Father Williams suggested that Catholics have spent the last 40 years trying to “fit in,” worried they are too “hard core” in an age of ecumenism. He asked them to consider a test: If they were brought into a court room because they were arrested for being Christian, what type of hard evidence would there be?
“Being Catholic makes us who we are. It changes the way we look at everything,” Father Williams said.
He cited the year 1968 as the “year we all became Protestants,” referencing an article he had written previously. That was the year Pope Paul VI published the encyclical Humanae Vitae, which reaffirmed church teaching on contraception. “What happened in 1968? Many Catholics and even priests said, ‘The church got this wrong. I’ll make my own decisions,’” Father Williams said. He said that resisting the church’s authority on contraception has led to resisting church teaching on other matters. “So you disagree with the church on birth control — it could be anything — once you say the church got that wrong the church is no longer teacher. It’s now my brain that decides the truths… If we start saying they got it wrong on one issue, how do we know it’s not wrong on everything? Then everything is up for grabs.”

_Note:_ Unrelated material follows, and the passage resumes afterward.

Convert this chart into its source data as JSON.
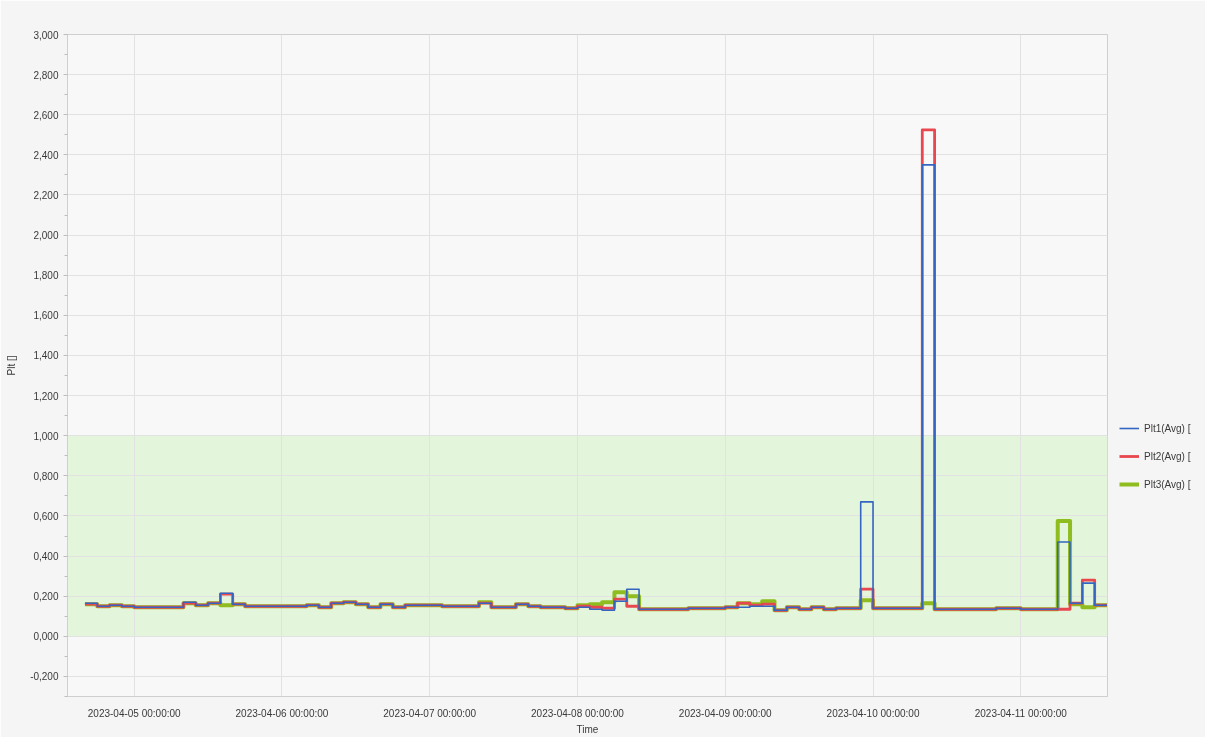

He urged the attendees to live their faith actively, to be disciples. “Make your faith real and leave an imprint on those around you,” Father Williams said.
Each speaker left a powerful impression. Mike Piazza spoke last and as a 12-time major league baseball all-star, had a rapt audience. He told his own faith story. Piazza said he had strayed from his Catholic faith over the years. He did some soul searching along the way eventually asking himself, “Why am I living this life that everyone expects me to live?” He talked about dating super models but came to the conclusion that “sex without love is gross.” After Piazza was traded to the New York Mets, he became friends with a bishop who told him to reach and search for his faith. Piazza said this led to him wanting to become “a good Christian man.” Piazza spoke about what men are teaching their sons, urging the men to set a good example. One of the reasons why there are so many abortions, Piazza said, is because “men are not acting like men.”